We're told constantly to know our athletes, their lives and pressures and stories, but nobody ever tells coaches to know themselves with the same curiosity. That's the cheat code these three videos are pointing at, because the better we know ourselves, the better we know our athletes, and our perspective on everything downstream shifts when we do the inner work first. This is not a self-help detour, it is a coaching tool that nobody ever handed us. Each video has a worksheet to turn the watching into actual practice, and the work compounds when you do them in order.

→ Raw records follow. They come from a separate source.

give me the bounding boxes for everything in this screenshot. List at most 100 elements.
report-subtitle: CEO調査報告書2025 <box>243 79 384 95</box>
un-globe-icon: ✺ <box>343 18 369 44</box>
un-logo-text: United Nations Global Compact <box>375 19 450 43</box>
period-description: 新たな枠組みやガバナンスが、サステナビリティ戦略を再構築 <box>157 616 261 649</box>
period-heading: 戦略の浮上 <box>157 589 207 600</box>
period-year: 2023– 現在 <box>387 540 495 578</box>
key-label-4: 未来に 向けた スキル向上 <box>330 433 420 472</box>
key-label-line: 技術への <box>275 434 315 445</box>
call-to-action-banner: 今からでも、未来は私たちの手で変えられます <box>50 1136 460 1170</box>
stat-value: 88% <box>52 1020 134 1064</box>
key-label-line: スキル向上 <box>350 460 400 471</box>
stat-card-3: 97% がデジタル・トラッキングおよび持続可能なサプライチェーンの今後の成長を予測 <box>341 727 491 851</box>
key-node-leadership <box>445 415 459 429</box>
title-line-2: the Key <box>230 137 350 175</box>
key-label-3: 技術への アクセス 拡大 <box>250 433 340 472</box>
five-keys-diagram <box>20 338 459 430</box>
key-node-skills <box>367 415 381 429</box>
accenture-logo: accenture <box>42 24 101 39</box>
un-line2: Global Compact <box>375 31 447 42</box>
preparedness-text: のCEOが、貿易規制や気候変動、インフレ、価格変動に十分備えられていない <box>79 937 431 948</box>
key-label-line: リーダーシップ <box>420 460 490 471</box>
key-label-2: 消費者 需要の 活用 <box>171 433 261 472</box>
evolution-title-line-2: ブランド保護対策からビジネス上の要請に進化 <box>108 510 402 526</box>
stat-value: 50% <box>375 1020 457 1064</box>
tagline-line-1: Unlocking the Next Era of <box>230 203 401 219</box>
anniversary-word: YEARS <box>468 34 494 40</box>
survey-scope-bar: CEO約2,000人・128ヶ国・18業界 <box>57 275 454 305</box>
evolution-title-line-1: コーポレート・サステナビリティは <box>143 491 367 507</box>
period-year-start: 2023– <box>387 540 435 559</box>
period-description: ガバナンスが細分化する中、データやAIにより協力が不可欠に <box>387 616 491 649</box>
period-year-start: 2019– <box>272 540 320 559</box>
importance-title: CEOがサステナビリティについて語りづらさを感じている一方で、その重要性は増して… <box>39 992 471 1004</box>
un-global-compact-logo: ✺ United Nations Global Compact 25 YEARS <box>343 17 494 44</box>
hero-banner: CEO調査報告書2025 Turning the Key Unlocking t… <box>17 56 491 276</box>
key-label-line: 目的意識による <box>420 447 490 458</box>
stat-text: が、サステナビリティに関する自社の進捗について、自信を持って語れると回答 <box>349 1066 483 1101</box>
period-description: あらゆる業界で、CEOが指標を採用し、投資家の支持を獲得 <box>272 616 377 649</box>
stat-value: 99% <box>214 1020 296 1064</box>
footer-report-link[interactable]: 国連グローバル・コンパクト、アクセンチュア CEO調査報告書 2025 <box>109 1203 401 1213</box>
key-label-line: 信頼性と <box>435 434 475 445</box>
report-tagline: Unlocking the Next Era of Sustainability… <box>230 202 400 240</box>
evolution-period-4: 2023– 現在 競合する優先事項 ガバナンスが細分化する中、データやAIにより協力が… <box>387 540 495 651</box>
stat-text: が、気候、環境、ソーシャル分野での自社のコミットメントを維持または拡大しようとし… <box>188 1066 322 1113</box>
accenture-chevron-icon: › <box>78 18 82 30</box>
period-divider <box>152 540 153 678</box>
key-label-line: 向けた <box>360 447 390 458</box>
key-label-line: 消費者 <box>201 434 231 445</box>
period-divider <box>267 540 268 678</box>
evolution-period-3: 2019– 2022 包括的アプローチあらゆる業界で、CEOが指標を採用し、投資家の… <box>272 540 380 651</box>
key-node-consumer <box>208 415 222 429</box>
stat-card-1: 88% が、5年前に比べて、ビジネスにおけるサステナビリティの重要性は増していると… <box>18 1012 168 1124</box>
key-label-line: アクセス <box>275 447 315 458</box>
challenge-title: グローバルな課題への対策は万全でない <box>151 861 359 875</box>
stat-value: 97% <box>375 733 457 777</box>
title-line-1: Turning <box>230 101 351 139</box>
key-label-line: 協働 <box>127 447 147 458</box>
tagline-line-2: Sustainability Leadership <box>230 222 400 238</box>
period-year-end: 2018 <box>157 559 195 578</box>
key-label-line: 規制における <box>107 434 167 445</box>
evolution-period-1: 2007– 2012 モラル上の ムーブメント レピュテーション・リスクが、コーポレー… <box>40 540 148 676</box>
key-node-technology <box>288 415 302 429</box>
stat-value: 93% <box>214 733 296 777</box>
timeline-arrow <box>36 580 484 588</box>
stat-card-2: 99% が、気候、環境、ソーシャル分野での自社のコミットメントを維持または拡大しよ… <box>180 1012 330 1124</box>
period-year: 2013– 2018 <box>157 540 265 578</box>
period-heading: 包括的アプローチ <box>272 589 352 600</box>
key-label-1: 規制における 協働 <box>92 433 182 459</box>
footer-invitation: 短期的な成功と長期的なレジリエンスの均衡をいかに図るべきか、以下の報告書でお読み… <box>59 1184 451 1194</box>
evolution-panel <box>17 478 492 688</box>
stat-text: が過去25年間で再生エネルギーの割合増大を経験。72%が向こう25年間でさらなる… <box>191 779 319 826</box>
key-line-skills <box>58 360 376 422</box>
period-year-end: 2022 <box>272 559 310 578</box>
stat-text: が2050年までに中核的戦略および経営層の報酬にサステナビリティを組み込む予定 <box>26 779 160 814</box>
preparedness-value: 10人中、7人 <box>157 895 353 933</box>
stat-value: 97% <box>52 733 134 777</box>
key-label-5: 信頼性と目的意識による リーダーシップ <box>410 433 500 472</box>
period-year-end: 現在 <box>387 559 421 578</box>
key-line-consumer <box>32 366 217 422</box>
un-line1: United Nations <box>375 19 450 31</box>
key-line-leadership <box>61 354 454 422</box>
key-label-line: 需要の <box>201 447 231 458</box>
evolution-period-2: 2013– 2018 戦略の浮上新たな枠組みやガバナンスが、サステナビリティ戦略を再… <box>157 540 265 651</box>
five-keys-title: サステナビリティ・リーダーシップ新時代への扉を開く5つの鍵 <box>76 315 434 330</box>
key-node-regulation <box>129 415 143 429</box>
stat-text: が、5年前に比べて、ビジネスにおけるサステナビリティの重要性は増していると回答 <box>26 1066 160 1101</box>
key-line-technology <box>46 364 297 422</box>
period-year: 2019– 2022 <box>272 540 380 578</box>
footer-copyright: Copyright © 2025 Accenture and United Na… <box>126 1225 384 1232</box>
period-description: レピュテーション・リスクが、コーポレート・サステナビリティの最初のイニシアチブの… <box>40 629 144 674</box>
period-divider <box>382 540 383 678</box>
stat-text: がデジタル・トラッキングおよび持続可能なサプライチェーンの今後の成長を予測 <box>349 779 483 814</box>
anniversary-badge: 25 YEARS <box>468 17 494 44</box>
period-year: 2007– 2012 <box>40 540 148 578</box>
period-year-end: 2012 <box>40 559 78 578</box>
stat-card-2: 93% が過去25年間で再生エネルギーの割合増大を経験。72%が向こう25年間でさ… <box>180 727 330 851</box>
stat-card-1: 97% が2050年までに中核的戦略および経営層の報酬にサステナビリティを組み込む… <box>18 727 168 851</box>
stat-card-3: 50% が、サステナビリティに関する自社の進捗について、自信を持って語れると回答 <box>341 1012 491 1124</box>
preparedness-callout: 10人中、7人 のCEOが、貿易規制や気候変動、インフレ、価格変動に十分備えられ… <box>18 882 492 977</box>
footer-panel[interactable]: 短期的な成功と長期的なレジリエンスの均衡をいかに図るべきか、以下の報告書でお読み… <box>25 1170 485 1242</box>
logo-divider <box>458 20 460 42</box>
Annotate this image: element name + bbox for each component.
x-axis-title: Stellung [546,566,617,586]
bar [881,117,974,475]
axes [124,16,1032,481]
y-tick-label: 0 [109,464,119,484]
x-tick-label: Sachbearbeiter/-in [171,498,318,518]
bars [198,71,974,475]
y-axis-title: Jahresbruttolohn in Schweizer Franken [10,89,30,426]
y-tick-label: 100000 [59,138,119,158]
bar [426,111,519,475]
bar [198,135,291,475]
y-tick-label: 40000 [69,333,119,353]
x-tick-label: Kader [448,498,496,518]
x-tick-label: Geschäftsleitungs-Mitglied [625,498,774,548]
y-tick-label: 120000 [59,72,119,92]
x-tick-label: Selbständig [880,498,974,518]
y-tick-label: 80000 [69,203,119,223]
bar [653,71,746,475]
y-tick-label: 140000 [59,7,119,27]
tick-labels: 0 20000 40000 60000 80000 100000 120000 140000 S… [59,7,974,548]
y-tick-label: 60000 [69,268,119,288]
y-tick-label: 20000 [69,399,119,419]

Most of us coach the way we were coached. Some of what we inherited is gold, and some of it came from environments built on fear that we never thought to question. This video is an honest look back at where our coaching came from, so we can decide what we want to carry forward and what we want to quietly retire.
Key points:
- We coach the way we were coached, until we examine it
- Fear-based leadership often dresses up as discipline or "the way it's done"
- You cannot unlearn what you have not yet seen
- Both trust and fear can win games, but only one builds humans who stay grounded long after the season ends
This story is one of three from Nick Rothwell - be sure to explore them all!
Worksheet (Mentor Audit): Pick three or four mentors who shaped how you coach. For each, note how they taught you, what they taught you, and whether their approach came from a place of trust or a place of fear. Sit with the patterns that show up.